Uma de suas seções é o "Grande Concurso Literário". Abaixo, as regras extraídas diretamente das páginas da revista:
"Se você acha que tem talento para as letras, participe do concurso Encaixe essa frase. A coisa funciona assim: todo mês publicaremos nessa página uma frase sem pé nem cabeça. Ao leitor-candidato caberá desenvolver um contexto que a torne sensata, que lhe confira pé e cabeça. Os textos poderão conter 3,2 mil caracteres com espaço e devem ser enviados até o dia 20 de cada mês. O melhor deles sairá na revista".
Frase do mês: "Os pêlos do tornozelo dele grudaram na colcha de chenile".
Não preciso dizer que exerci meu talento literário participando do concurso. Segue abaixo meu texto.
Os pêlos do tornozelo dele grudaram na colcha de chenile
O quebra pau foi feio.
Na sala, esquecida num canto, a jaqueta que lhe dei de presente em nosso oitavo ano de casamento. Puída nos cotovelos, já sem o rasto de couro dos primeiros anos, a maldita sempre o acompanhou nas muitas viagens que diz ter feito só.
Arrasto o corpo dolorido até a cozinha. Insone, agradeço pelo sumiço das cãibras que insistiam em aparecer justo na hora que mais o desejava. As posições treinadas, para ele esdrúxulas, de nada adiantaram.
A pia, um caos. Caroço de ameixa, cascas de ovos, e gelatina flutuando no resto de espumante servido em taça de martini. Abro a torneira da água quente e aponto o chuveirinho para o chantilly. Horas antes, o creme cobria parte do corpo dele; agora, tento expulsá-lo pelo encanamento.

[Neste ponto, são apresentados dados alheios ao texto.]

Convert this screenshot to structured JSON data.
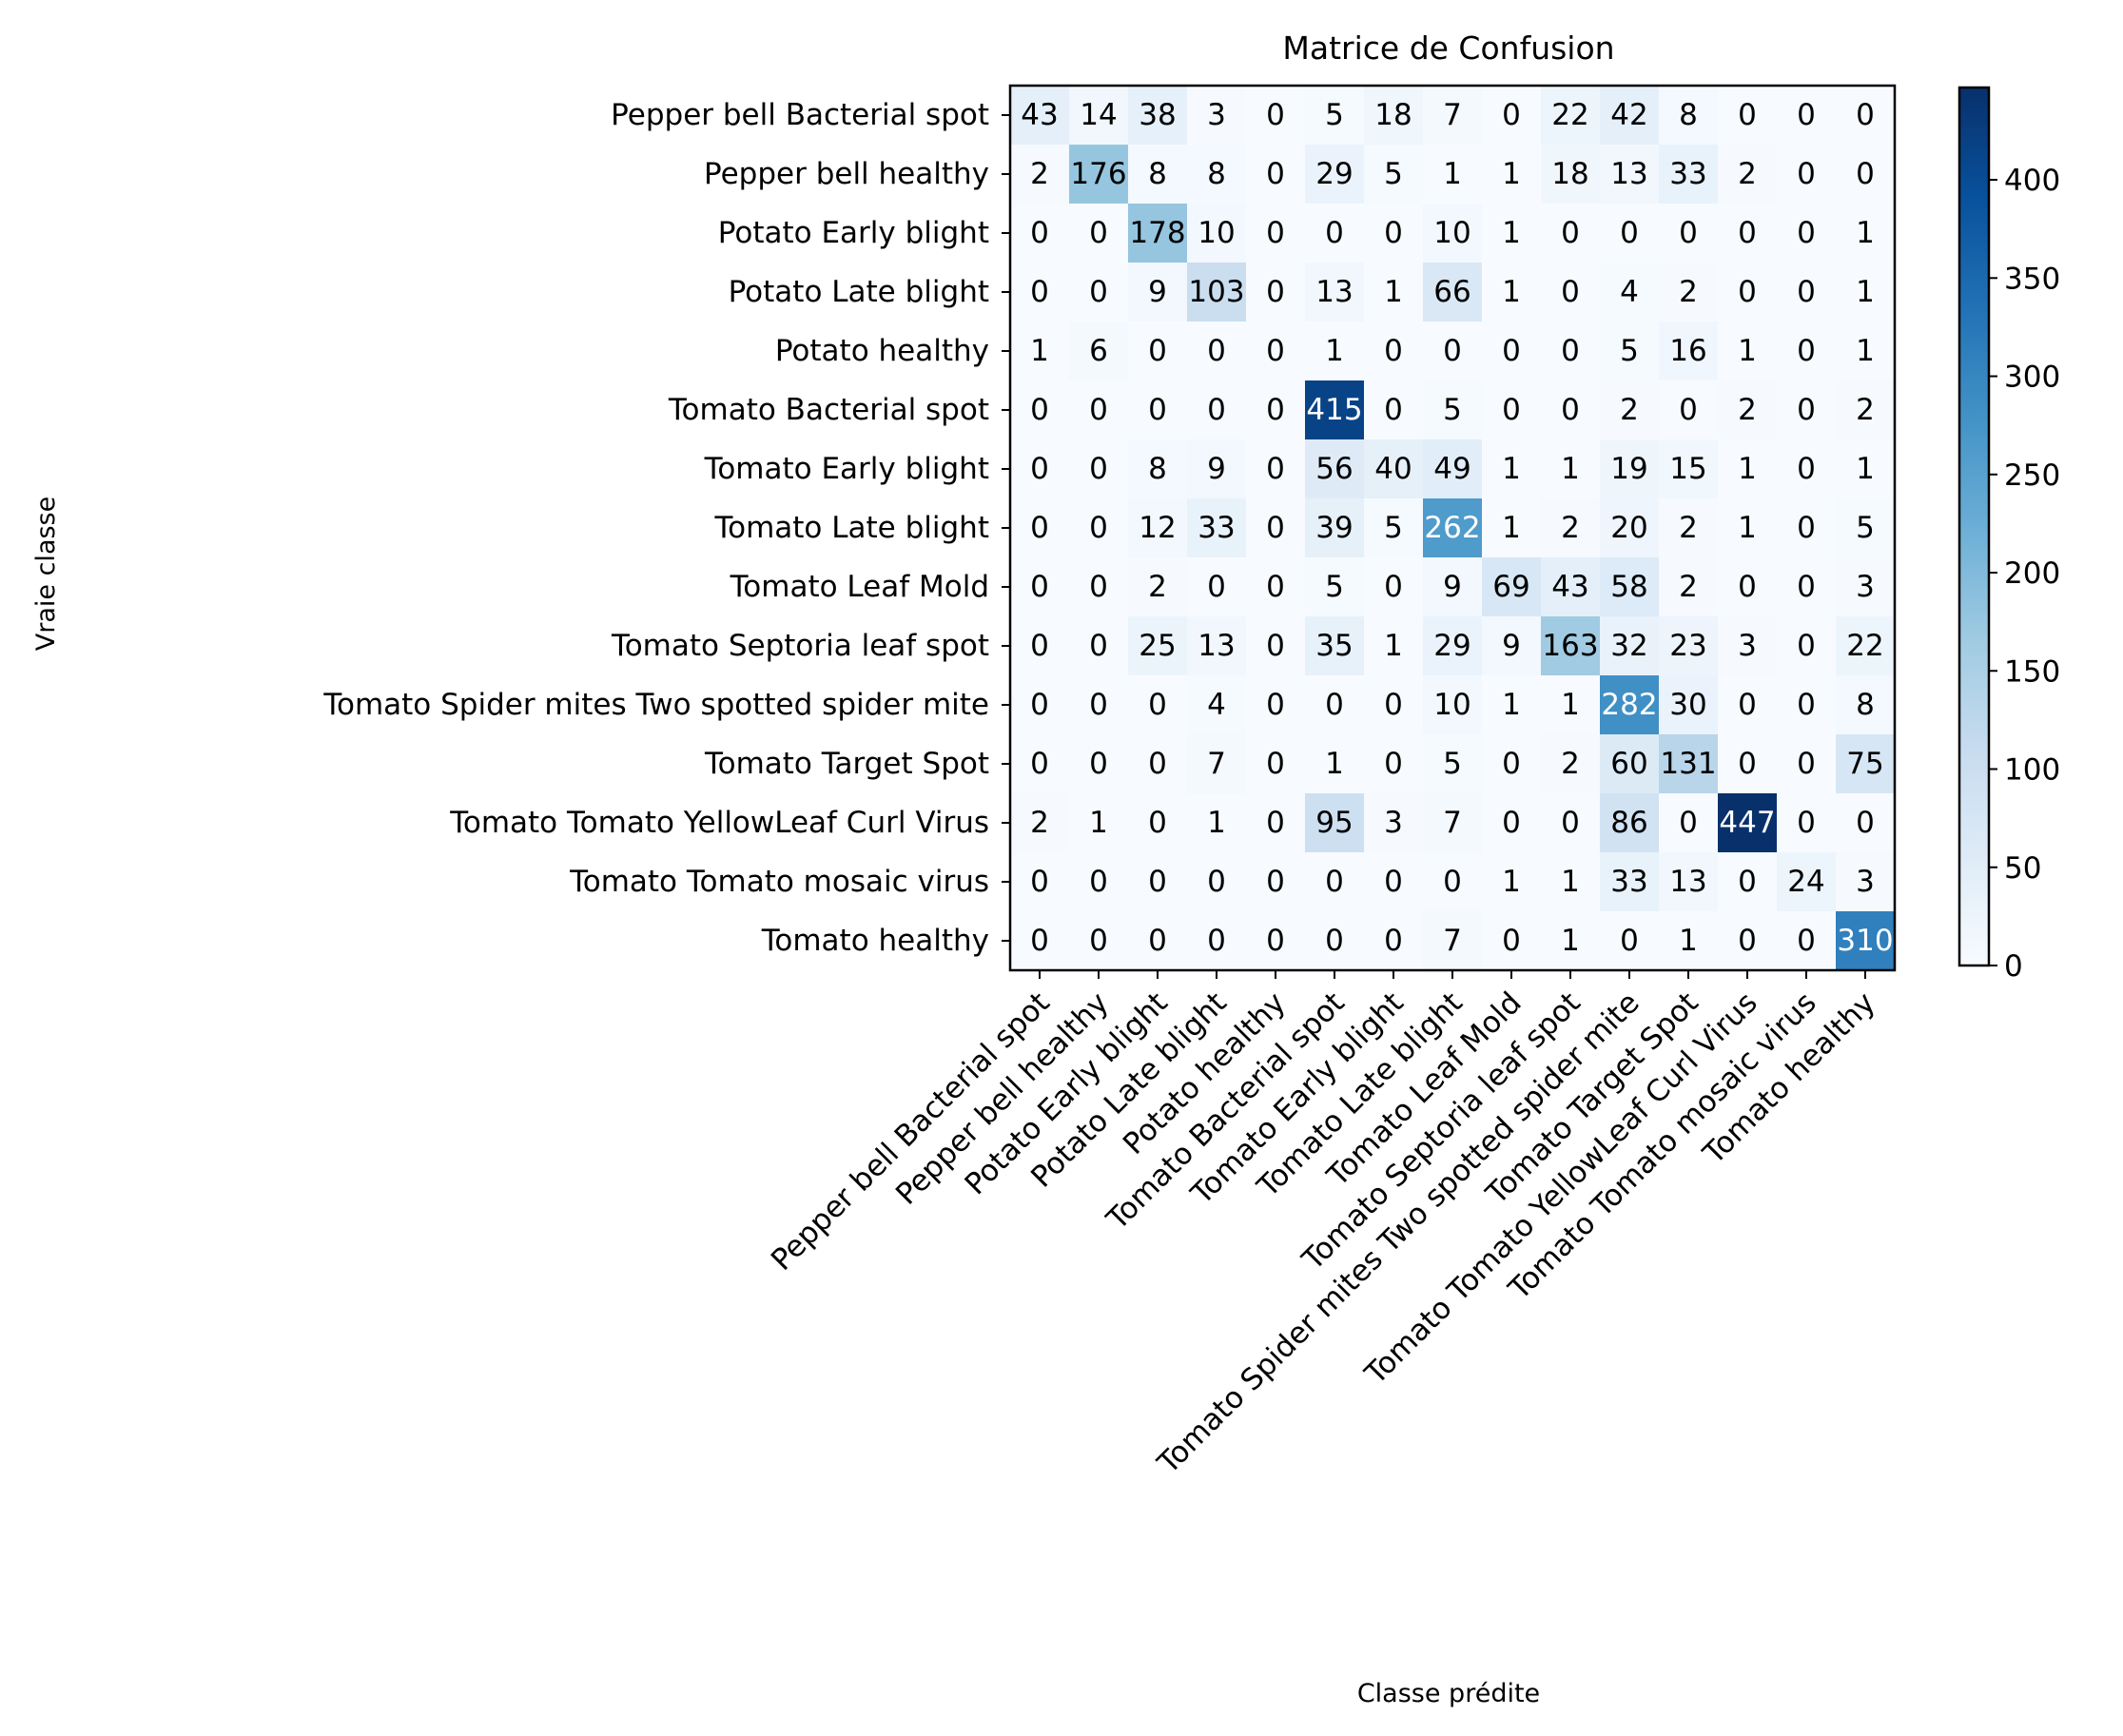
{
  "chart_data": {
    "type": "heatmap",
    "title": "Matrice de Confusion",
    "xlabel": "Classe prédite",
    "ylabel": "Vraie classe",
    "row_labels": [
      "Pepper  bell   Bacterial spot",
      "Pepper  bell   healthy",
      "Potato   Early blight",
      "Potato   Late blight",
      "Potato   healthy",
      "Tomato Bacterial spot",
      "Tomato Early blight",
      "Tomato Late blight",
      "Tomato Leaf Mold",
      "Tomato Septoria leaf spot",
      "Tomato Spider mites Two spotted spider mite",
      "Tomato  Target Spot",
      "Tomato  Tomato YellowLeaf  Curl Virus",
      "Tomato  Tomato mosaic virus",
      "Tomato healthy"
    ],
    "col_labels": [
      "Pepper  bell   Bacterial spot",
      "Pepper  bell   healthy",
      "Potato   Early blight",
      "Potato   Late blight",
      "Potato   healthy",
      "Tomato Bacterial spot",
      "Tomato Early blight",
      "Tomato Late blight",
      "Tomato Leaf Mold",
      "Tomato Septoria leaf spot",
      "Tomato Spider mites Two spotted spider mite",
      "Tomato  Target Spot",
      "Tomato  Tomato YellowLeaf  Curl Virus",
      "Tomato  Tomato mosaic virus",
      "Tomato healthy"
    ],
    "matrix": [
      [
        43,
        14,
        38,
        3,
        0,
        5,
        18,
        7,
        0,
        22,
        42,
        8,
        0,
        0,
        0
      ],
      [
        2,
        176,
        8,
        8,
        0,
        29,
        5,
        1,
        1,
        18,
        13,
        33,
        2,
        0,
        0
      ],
      [
        0,
        0,
        178,
        10,
        0,
        0,
        0,
        10,
        1,
        0,
        0,
        0,
        0,
        0,
        1
      ],
      [
        0,
        0,
        9,
        103,
        0,
        13,
        1,
        66,
        1,
        0,
        4,
        2,
        0,
        0,
        1
      ],
      [
        1,
        6,
        0,
        0,
        0,
        1,
        0,
        0,
        0,
        0,
        5,
        16,
        1,
        0,
        1
      ],
      [
        0,
        0,
        0,
        0,
        0,
        415,
        0,
        5,
        0,
        0,
        2,
        0,
        2,
        0,
        2
      ],
      [
        0,
        0,
        8,
        9,
        0,
        56,
        40,
        49,
        1,
        1,
        19,
        15,
        1,
        0,
        1
      ],
      [
        0,
        0,
        12,
        33,
        0,
        39,
        5,
        262,
        1,
        2,
        20,
        2,
        1,
        0,
        5
      ],
      [
        0,
        0,
        2,
        0,
        0,
        5,
        0,
        9,
        69,
        43,
        58,
        2,
        0,
        0,
        3
      ],
      [
        0,
        0,
        25,
        13,
        0,
        35,
        1,
        29,
        9,
        163,
        32,
        23,
        3,
        0,
        22
      ],
      [
        0,
        0,
        0,
        4,
        0,
        0,
        0,
        10,
        1,
        1,
        282,
        30,
        0,
        0,
        8
      ],
      [
        0,
        0,
        0,
        7,
        0,
        1,
        0,
        5,
        0,
        2,
        60,
        131,
        0,
        0,
        75
      ],
      [
        2,
        1,
        0,
        1,
        0,
        95,
        3,
        7,
        0,
        0,
        86,
        0,
        447,
        0,
        0
      ],
      [
        0,
        0,
        0,
        0,
        0,
        0,
        0,
        0,
        1,
        1,
        33,
        13,
        0,
        24,
        3
      ],
      [
        0,
        0,
        0,
        0,
        0,
        0,
        0,
        7,
        0,
        1,
        0,
        1,
        0,
        0,
        310
      ]
    ],
    "colormap": "Blues",
    "vmin": 0,
    "vmax": 447,
    "colorbar_ticks": [
      0,
      50,
      100,
      150,
      200,
      250,
      300,
      350,
      400
    ],
    "colors": {
      "low": "#f7fbff",
      "high": "#08306b",
      "text_dark": "#000000",
      "text_light": "#ffffff"
    }
  }
}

Não adianta. Minha fantasia entope o ralo.
Ligo a televisão na esperança de encontrar um programa qualquer. O canal ainda se encontra no AV-1. De dentro do DVD, expulso o filme com a tal cena que tentamos reproduzir. O controle remoto, melecado com a calda de cereja maraschino, gruda em minhas mãos. Corro os canais; apenas pastores em busca de gente em estado pior do que o meu.
Ao me levantar, chuto uma garrafa de plástico. Nela há um resto do mel que não fora usado para lambuzar nossas pernas. Apanho algo para me aquecer. Droga! Os pêlos do tornozelo dele grudaram na colcha de chenile.
Antes de voltar para a cama, passo pelo banheiro em busca de um Dramin. O mesmo remédio usado durante nossas sacolejantes viagens de barco é agora engolido em noite de calmaria.
Já deitada, mexo de um lado para outro. Busco o sono sem sucesso. Até que vejo, em cima do criado mudo, o motivo de nossa discussão: a revista grande e feita de papel de jornal que ele inventou de ler minutos depois de termos feito amor.
Infelizmente, meu texto (uma sátira de uma cena de um filme cult dos anos 80, Nove e Meia Semanas de Amor) não foi considerado o melhor do mês e, portanto, não foi publicado nas páginas da revista Piauí.